L’ensemble si è presentato in formazione 1+5-5-4-4-2 (Leader Caroline Pether), con il suo direttore stabile Gábor Takács-Nagy: l’impressione generale è stata quella di un gruppo di straordinaria compattezza e precisione, di quelli che suonano in modalità automatica, per dir così, laddove l’affiatamento è tale da non richiedere altro che rapide occhiate di intesa tra gli strumentisti. Il ruolo di Takács-Nagy e del suo mobilissimo, elastico braccio sinistro pare chiedere variazioni di dinamica, intensità di legati, accensioni espressive, laddove certo non si rendevano necessarie indicazioni ritmiche o di attacco, tale la coesione cronometrica dei professori. L’idea anzi, specie in Elgar, è stata quella di un certo qual eccesso di pathos, come se la Camerata non si appagasse dell’esecuzione esatta, ma tenesse a sottolineare di continuo le arsi e le tesi, aggiungendo di suo colore ed espressione dove forse non erano necessari. In Elgar, dicevamo, il contrappuntismo della partitura è stato decisamente sottomesso allo spirito del canto, la qual scelta è certo lecita e anzi giustificata dalle parole dello stesso compositore («Mi trovavo nel Cardiganshire, quando pensai di scrivere un pezzo brillante per orchestra d’archi. Mentre ero sulla scogliera, tra l’azzurro del mare e del cielo, elaborando il tema mi giunsero all’orecchio i suoni di qualcuno che cantava. Le canzoni erano troppo lontane perché io le potessi distinguere, ma avevano un qualcosa in comune che mi impressionò: l’intervallo di terza discendente»), tuttavia la suggestione ultra-romantica, per un pezzo in ogni caso strutturato come un concerto grosso secondo dispositivo arcaizzante esplicito, non è stata del tutto soddisfacente. Molto opportuna, e anzi ideale, la medesima opzione in Čajkovskij, specie nella sublime Valse, quando la Camerata non ha fatto rimpiangere un organico più ampio (come avrebbe desiderato il compositore, che si augurava d’avere a diposizione «più strumentisti possibile», giusta la dimensione pienamente sinfonica della scrittura), andando ad amplificare in forza di vibrato, messe di voce, escursioni dinamiche estreme, il rapimento estatico della melodia, così come l’energia cinetica del finale sul tema russo.

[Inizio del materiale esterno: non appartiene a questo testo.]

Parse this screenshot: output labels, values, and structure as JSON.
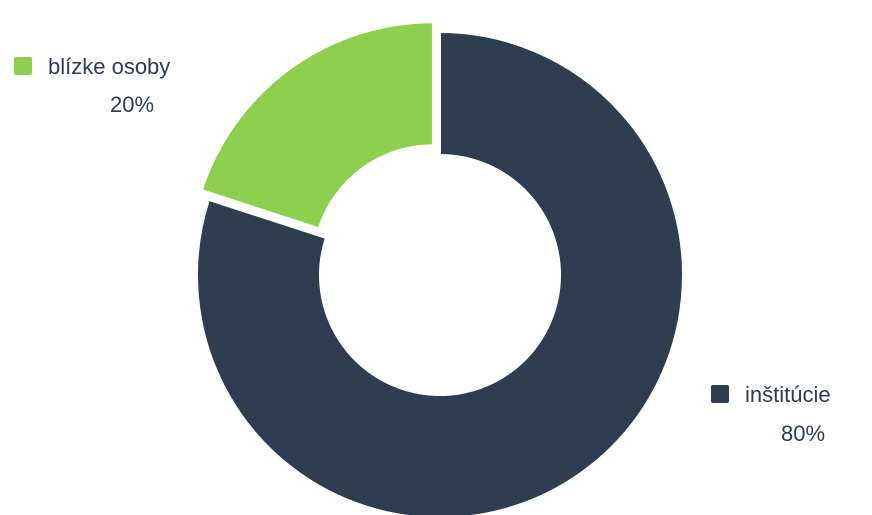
{
  "chart_data": {
    "type": "pie",
    "variant": "donut",
    "title": "",
    "legend": "inline labels",
    "slices": [
      {
        "name": "inštitúcie",
        "value": 80,
        "value_label": "80%",
        "color": "#2e3d50",
        "exploded": false
      },
      {
        "name": "blízke osoby",
        "value": 20,
        "value_label": "20%",
        "color": "#8dd04e",
        "exploded": true
      }
    ]
  }
}
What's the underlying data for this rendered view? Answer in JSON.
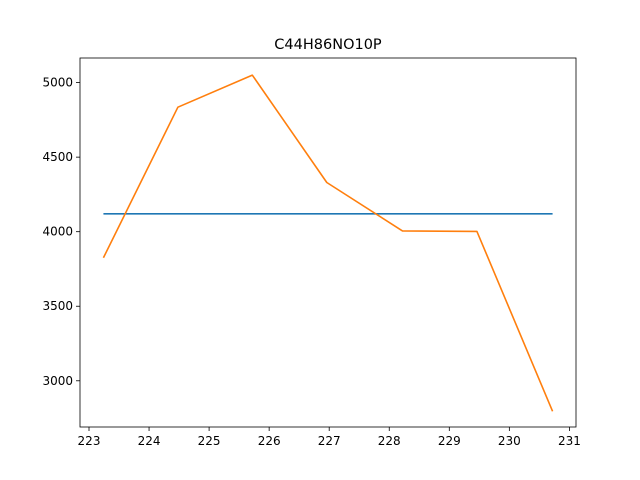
{
  "chart_data": {
    "type": "line",
    "title": "C44H86NO10P",
    "xlabel": "",
    "ylabel": "",
    "xlim": [
      222.85,
      231.11
    ],
    "ylim": [
      2690,
      5165
    ],
    "x_ticks": [
      223,
      224,
      225,
      226,
      227,
      228,
      229,
      230,
      231
    ],
    "y_ticks": [
      3000,
      3500,
      4000,
      4500,
      5000
    ],
    "grid": false,
    "legend": "none",
    "series": [
      {
        "color": "#1f77b4",
        "x": [
          223.24,
          230.72
        ],
        "y": [
          4120,
          4120
        ]
      },
      {
        "color": "#ff7f0e",
        "x": [
          223.24,
          224.48,
          225.72,
          226.96,
          228.22,
          229.46,
          230.72
        ],
        "y": [
          3825,
          4835,
          5050,
          4330,
          4005,
          4002,
          2795
        ]
      }
    ]
  }
}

Detto di un virtuosismo di puro edonismo sonoro nell’arrangiamento delle Danze di Bartók (eccellente il violino della Pether), veniamo al Concerto di Šostakóvič. Un’interpretazione perfetta, da parte di tutti, in cui non sapevi se ammirare di più l’emissione cristallina di Nakariakov, l’impeto degli archi o la sprezzatura olimpica di Martha Argerich, perfettamente a proprio agio nel canto, nei passaggi accordali, nel dialogo con l’ensemble o l’altro solista, ovvero nel virtuosismo puro. Con il piglio nonchalant dei sommi, Argerich ha plasmato la sua parte in sintonia con Takács-Nagy trovando tutta la gamma dei gesti espressivi del testo, dall’elegiaco al sardonico, dalla deformazione circense a quella militaresca, dalla schietta esaltazione del suono al macchinismo ritmico/percussivo, facendo giungere al pubblico del “Settembre dell’Accademia” al Filarmonico il soundscape degli anni 30 sovietici - ma in generale di tutta l’Europa centro-orientale -, in cui il modernismo eclettico dello stile si faceva tutt’uno con una vitalistica e trasognata visione del mondo, dell’umanità e del loro futuro. Se è pur vero che il testo pianistico di Šostakóvič non propone particolari insidie per ciò che attiene i piani sonori, è altrettanto certo che senza un controllo esatto dei volumi, della plasticità acustica come dell’esattezza della pulsazione non si arriva a coglierne né la complessione assoluta, né le improvvise, spiazzanti oasi liriche, le quali insieme costituiscono il manifesto di un’epoca. Argerich, con Nakariakov e Takács-Nagy, i colori e le forme di quel manifesto li hanno restituiti tutti interi: lontani e allo stesso tempo attualissimi.